All these modern feminist thinkers are tying to tell us that our bodies are active agents and thus they should not be neglected when we are talking about our mind. More specifically, mind and body should not be separated because they are a “collective.” In fact, there are evidences showing that our bodies can actually change our minds and therefore, shape our future. In 2012, Harvard psychologist Amy Cuddy gave a speech at Ted Talk about how our bodies could shape our minds. In the talk, she claimed that our bodies actually hold the power to change our minds and “our minds can change our behavior and our behavior can change our outcomes.” But how? She then told her personal experience about her “change” and further suggested a small experiment: do some powerful postures—stretch your arms or spread your legs—for two minutes whenever you are nervous. For instance, right before a stressful job interview. Does this really help? It does! Because when you are in a high-power pose condition your bodily hormone does actually change—the decrease of cortisol or stress hormone—and therefore you feel more powerful afterward. Cuddy concluded her talk by emphasizing that we could fake it until we become it; “do it enough until you actually become it and internalize.”

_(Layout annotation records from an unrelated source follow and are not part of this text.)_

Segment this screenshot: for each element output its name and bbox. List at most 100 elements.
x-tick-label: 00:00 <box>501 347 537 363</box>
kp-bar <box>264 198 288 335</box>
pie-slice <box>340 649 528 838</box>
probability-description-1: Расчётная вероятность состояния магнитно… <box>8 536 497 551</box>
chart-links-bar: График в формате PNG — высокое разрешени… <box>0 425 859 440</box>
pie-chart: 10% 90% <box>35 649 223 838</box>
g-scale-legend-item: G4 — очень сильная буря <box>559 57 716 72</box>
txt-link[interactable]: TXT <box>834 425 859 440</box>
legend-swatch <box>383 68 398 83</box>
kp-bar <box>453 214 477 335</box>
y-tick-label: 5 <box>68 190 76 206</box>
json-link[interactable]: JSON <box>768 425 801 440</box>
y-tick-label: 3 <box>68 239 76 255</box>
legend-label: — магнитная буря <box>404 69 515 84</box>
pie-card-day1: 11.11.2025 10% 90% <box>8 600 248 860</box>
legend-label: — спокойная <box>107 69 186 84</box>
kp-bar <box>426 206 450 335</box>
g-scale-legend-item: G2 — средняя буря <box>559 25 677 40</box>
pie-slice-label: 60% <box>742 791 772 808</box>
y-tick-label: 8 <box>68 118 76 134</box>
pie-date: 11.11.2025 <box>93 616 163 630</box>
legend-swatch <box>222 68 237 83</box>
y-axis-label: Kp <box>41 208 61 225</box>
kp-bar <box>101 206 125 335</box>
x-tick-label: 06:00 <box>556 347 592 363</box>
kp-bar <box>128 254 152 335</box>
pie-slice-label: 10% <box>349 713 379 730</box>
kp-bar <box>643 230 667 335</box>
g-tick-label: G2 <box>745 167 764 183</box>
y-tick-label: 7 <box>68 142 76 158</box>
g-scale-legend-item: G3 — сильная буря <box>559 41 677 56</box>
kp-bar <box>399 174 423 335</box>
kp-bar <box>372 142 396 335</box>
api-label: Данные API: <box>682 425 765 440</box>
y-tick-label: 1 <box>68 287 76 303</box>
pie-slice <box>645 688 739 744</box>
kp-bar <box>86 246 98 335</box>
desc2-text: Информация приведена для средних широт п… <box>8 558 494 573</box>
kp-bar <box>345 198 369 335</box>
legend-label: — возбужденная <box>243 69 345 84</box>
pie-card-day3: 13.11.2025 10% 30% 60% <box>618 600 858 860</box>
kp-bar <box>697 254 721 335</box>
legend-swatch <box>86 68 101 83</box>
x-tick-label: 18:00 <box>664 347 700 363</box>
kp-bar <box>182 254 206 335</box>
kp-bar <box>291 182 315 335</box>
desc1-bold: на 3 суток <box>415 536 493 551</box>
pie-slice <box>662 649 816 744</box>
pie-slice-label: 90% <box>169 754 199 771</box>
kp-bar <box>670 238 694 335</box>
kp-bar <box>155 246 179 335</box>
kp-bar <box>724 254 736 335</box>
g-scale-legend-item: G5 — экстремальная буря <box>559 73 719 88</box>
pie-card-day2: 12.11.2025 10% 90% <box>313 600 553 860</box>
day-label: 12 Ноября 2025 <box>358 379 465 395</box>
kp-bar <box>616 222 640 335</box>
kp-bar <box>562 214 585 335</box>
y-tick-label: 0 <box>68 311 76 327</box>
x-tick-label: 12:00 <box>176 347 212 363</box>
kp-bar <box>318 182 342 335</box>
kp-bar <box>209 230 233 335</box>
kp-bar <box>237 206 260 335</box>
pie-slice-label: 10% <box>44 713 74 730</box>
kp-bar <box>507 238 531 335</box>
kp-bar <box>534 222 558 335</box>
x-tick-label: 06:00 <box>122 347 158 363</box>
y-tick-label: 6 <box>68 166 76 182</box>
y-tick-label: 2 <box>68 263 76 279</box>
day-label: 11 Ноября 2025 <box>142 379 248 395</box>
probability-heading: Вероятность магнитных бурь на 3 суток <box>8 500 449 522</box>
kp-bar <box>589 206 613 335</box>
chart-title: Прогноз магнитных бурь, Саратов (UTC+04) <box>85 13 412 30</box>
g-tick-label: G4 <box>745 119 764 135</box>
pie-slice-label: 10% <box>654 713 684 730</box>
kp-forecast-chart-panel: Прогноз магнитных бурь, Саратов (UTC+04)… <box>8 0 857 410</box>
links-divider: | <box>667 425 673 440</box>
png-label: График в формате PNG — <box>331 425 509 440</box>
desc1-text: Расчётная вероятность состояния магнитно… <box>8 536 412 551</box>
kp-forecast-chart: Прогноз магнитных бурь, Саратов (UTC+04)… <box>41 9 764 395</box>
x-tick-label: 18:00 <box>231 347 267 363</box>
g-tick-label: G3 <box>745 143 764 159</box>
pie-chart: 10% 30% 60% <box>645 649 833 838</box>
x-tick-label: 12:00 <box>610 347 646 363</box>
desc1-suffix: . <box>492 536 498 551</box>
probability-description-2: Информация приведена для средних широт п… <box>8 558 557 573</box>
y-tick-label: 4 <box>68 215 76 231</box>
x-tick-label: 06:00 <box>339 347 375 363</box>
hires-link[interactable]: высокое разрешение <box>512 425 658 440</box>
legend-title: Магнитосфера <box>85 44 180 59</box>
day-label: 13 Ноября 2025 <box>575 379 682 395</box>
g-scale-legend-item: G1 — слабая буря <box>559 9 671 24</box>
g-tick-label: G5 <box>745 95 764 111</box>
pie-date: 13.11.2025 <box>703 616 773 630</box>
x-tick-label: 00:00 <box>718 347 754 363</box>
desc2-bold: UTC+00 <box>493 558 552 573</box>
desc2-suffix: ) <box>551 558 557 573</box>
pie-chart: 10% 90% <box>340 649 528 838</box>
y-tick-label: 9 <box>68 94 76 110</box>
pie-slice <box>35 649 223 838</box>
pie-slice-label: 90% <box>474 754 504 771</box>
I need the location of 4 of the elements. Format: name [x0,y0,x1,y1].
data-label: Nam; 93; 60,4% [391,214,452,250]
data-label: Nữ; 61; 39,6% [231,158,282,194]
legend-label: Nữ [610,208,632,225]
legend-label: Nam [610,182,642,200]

To sum up, Cuddy’s study and those material feminists’ not only come to deconstruct the thinking that privileges minds over bodies but also deliver an important message to us, which is our bodies are our future.
References
Barad, Karen. “Posthumanist Performativity: Toward an Understanding of How Matter Comes to Matter,” in Material Feminisms. ed. Stacy Alaimo and Susan Hekman. Bloomington and Indianapolis: Indiana University Press, 2009. Print. 120-154.
Braidotti, Rosi. Metamorphoses: Towards a Feminist Theory of Becoming. Cambridge: Polity Press, 2002. Print.
Colebrook, Claire. “On Not Becoming Man: The Materialist Politics of Unactualized Potential,” in Material Feminisms. ed. Stacy Alaimo and Susan Hekman. Bloomington and Indianapolis: Indiana University Press, 2009. Print. 52-84.
Cuddy, Amy. “How Body Language May Shape Who You Are.” Ted Global. June 2012. https://www.ted.com/talks/amy_cuddy_your_body_language_shapes_who_you_are/transcript.
Haraway, Donna. “A Cyborg Manifesto: Science, Technology, and Socialist-Feminism in the Late Twentieth Century,” in Simians, Cyborgs and Women: The Reinvention of Nature. New York: Routledge, 1991. Print. 149-181.
Turner, B. Regulating Bodies: Essays in Medical Sociology. London: Routledge, 1992. Print.